Coordinate geometry, also known as analytic geometry, is a powerful mathematical tool that allows us to describe geometric figures algebraically. By using a coordinate plane with an x-axis and a y-axis, we can plot points using ordered pairs \((x, y)\).

This approach makes it easier to calculate distances, slopes, and other geometrical properties. For example, in the given exercise, two points \((1,0)\) and \((-2,9)\) were plotted on this coordinate grid. Understanding how these points relate to each other on the plane is essential when solving for the slope of the line they form.

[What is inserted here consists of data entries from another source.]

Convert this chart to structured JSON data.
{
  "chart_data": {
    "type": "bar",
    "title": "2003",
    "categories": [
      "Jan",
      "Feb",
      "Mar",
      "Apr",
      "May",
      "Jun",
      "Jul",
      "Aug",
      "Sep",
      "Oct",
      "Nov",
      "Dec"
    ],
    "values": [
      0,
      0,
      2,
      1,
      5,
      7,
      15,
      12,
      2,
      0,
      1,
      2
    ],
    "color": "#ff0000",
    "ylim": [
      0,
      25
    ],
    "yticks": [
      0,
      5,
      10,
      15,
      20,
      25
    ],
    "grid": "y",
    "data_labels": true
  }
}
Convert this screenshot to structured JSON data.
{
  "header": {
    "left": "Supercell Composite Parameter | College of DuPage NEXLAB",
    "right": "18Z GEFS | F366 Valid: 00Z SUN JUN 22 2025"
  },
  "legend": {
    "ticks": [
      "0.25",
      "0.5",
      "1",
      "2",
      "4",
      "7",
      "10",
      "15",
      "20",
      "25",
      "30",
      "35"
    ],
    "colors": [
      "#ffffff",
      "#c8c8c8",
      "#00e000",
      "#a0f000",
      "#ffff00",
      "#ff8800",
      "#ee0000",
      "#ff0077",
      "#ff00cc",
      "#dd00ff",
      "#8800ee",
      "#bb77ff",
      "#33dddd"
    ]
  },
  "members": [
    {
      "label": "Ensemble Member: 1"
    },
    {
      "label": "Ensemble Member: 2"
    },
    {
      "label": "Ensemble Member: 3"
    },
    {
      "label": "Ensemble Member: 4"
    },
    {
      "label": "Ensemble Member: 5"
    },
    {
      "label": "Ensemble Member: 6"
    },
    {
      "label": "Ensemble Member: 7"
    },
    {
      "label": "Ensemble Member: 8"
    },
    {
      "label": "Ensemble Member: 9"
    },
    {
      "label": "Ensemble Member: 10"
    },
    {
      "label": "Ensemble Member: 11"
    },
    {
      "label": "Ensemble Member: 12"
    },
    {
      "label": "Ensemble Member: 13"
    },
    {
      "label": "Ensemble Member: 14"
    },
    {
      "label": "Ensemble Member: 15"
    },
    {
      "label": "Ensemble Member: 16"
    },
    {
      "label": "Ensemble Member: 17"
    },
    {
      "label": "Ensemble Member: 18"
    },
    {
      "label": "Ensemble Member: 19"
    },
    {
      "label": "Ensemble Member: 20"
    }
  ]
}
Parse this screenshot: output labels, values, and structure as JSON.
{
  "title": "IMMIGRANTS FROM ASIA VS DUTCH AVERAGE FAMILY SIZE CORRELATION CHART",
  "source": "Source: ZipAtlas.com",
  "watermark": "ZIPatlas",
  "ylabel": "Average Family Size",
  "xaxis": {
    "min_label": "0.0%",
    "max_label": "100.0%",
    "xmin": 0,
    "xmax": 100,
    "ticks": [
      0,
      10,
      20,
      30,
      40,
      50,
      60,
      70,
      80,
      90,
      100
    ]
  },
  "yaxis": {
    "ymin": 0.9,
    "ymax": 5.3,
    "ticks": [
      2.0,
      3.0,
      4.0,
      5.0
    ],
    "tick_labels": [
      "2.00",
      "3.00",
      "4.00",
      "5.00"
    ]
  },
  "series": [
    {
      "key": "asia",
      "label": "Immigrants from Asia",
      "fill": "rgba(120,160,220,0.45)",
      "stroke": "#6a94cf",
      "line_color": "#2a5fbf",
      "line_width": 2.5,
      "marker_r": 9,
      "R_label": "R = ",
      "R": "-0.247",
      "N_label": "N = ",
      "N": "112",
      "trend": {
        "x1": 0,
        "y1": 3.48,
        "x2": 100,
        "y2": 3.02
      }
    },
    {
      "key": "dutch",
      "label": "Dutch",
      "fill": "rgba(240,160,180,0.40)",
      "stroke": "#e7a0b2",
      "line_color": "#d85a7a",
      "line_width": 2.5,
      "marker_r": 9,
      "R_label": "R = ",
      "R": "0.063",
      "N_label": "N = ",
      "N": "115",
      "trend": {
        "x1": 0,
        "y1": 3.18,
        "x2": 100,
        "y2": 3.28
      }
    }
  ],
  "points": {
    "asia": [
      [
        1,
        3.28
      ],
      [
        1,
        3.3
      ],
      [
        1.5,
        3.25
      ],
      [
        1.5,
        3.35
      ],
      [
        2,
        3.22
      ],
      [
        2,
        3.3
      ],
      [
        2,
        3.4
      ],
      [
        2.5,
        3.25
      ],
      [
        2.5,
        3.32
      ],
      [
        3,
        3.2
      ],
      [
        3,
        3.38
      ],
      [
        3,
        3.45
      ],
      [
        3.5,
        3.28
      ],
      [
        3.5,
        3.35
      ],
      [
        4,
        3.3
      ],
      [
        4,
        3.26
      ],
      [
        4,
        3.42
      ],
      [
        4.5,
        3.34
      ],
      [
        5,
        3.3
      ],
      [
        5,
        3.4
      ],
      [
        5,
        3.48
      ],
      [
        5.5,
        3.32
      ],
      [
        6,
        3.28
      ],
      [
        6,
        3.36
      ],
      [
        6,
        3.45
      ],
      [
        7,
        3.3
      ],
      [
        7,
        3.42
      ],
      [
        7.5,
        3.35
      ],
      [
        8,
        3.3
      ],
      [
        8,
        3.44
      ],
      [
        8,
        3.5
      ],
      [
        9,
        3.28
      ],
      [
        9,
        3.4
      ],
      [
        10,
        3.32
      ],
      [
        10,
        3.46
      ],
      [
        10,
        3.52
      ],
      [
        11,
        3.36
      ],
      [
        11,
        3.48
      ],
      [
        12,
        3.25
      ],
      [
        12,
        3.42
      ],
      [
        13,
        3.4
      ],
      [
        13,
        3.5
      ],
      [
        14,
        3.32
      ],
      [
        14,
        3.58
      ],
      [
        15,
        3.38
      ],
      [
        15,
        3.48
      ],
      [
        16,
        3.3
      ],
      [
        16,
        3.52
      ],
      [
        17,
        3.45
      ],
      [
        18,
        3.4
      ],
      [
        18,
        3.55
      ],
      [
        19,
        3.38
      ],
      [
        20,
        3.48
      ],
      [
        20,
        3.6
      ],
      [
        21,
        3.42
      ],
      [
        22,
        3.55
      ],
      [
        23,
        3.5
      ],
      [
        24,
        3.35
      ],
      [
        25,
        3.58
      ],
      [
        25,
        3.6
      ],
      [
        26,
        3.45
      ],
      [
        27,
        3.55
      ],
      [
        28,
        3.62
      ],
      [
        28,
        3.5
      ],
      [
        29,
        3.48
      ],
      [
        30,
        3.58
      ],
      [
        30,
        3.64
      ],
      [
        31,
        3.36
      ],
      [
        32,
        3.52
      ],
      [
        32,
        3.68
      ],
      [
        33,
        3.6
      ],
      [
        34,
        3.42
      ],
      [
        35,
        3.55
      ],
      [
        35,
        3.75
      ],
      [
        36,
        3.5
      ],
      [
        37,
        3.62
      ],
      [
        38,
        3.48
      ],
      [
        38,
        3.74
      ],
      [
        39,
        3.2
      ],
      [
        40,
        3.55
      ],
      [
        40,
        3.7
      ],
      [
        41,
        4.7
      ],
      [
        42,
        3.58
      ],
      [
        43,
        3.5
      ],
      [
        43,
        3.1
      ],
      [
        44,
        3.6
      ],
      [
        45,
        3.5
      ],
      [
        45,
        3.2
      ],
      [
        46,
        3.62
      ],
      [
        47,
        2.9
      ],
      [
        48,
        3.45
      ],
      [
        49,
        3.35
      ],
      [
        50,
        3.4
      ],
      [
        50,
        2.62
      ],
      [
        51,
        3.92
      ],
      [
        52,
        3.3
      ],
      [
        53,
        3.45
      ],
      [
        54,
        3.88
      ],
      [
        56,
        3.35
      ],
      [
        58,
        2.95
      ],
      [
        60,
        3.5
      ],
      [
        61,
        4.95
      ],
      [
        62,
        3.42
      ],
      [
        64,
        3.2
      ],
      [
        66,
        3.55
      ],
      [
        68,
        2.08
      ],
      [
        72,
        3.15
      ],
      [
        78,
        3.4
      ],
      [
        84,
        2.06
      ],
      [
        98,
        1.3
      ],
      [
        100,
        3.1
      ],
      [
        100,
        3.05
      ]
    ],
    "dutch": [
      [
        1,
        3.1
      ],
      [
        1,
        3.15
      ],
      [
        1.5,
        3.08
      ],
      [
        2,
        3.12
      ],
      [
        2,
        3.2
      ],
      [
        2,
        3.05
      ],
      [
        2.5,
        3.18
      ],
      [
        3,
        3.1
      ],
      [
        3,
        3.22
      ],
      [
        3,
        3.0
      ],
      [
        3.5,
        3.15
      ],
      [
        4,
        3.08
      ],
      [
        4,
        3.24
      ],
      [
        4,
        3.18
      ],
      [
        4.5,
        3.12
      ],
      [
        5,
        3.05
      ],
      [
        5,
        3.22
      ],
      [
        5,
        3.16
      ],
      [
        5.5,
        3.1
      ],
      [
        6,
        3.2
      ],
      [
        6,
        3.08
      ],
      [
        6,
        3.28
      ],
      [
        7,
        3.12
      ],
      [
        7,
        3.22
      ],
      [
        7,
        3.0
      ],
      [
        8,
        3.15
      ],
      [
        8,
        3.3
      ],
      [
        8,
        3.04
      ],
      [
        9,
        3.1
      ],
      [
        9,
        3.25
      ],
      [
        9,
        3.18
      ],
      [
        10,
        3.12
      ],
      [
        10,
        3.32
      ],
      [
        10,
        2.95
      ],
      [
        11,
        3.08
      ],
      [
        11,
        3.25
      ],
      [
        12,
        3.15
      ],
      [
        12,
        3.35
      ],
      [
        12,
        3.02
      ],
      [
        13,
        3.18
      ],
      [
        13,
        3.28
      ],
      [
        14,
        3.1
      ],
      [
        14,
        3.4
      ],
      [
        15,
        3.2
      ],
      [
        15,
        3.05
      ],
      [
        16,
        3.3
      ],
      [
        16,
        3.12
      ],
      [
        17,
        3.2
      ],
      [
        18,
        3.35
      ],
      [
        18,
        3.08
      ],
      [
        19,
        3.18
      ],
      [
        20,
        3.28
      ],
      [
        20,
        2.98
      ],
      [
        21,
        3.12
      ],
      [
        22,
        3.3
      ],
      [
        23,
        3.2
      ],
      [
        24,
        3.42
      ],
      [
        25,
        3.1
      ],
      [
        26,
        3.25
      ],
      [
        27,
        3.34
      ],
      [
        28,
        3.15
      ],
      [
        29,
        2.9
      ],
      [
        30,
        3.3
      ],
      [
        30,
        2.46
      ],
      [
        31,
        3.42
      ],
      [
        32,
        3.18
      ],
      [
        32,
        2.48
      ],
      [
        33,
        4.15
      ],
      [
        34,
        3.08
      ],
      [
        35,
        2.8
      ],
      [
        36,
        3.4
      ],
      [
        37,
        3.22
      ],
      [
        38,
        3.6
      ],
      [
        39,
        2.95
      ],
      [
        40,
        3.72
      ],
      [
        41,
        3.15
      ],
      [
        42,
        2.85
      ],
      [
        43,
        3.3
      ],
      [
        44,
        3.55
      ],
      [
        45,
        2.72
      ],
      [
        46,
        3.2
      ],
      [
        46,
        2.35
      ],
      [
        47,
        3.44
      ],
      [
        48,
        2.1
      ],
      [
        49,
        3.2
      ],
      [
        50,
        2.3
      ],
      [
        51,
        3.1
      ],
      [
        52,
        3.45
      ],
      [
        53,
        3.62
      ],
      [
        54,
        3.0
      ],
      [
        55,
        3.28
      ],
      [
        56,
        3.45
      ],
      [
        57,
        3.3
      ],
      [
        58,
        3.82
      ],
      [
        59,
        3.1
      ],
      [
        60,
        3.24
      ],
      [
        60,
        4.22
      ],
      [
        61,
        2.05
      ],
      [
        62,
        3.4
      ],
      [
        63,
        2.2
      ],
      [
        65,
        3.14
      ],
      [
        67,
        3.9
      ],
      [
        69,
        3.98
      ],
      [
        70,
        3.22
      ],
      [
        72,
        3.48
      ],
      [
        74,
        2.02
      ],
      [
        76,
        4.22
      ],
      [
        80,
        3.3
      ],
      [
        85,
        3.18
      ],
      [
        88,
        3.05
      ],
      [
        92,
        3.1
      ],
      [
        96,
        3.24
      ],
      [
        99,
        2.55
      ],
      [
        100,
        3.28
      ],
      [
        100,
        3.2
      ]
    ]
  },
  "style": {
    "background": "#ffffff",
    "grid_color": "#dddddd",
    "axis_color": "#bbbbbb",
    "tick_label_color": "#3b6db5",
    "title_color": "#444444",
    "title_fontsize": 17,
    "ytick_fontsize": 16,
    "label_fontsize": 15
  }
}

Coordinate geometry provides many advantages:

• Helps visualize mathematical concepts such as lines and curves.
• Allows the use of algebraic methods to solve geometric problems.
• Makes it simple to identify intercepts and other key points on a line or curve.

By using coordinate geometry, we bridge the gap between algebra and geometry, making complex problems easier to solve and understand.

The point-slope formula is a common tool for writing the equation of a line when you know the slope and at least one point on the line. Given a point \((x_1, y_1)\) and a slope \(m\), the equation of a line can be expressed as:

\[y - y_1 = m(x - x_1)\]

This formula is particularly useful when dealing with real-world problems where measuring slope directly may be challenging. Let's apply the point-slope formula in the context of the original exercise to better understand it.

Suppose we found the slope \(m = -3\) and we have a point \((1,0)\). We can plug these into the formula as follows:

• Substitute \(x_1 = 1\), \(y_1 = 0\), and \(m = -3\) into the formula.
• The equation becomes: \[y - 0 = -3(x - 1)\]
• Simplify the equation: \[y = -3x + 3\]

Now, the line equation in point-slope form helps us understand the relationship between the x and y variables, making it straightforward to calculate any point along the line.

Linear equations are algebraic expressions that describe a straight line through their graphical representation. In the standard form, a linear equation is typically written as:

\[Ax + By = C\]

However, for simplicity and direct application of slope, we often use the slope-intercept form:

\[y = mx + b\]

Here, \(m\) is the slope, and \(b\) is the y-intercept, the point where the line crosses the y-axis.

In the context of the given exercise, after finding the slope as \(-3\), we can convert the point-slope form of the equation to this slope-intercept form:

• We previously derived the equation: \[y = -3x + 3\].
• Here, \(-3\) represents the slope \(m\), and \(3\) represents the y-intercept \(b\).

Linear equations are fundamental because they model relationships with constant rates of change. They are everywhere in fields like physics, engineering, economics, and more, helping to describe how one variable changes with respect to another.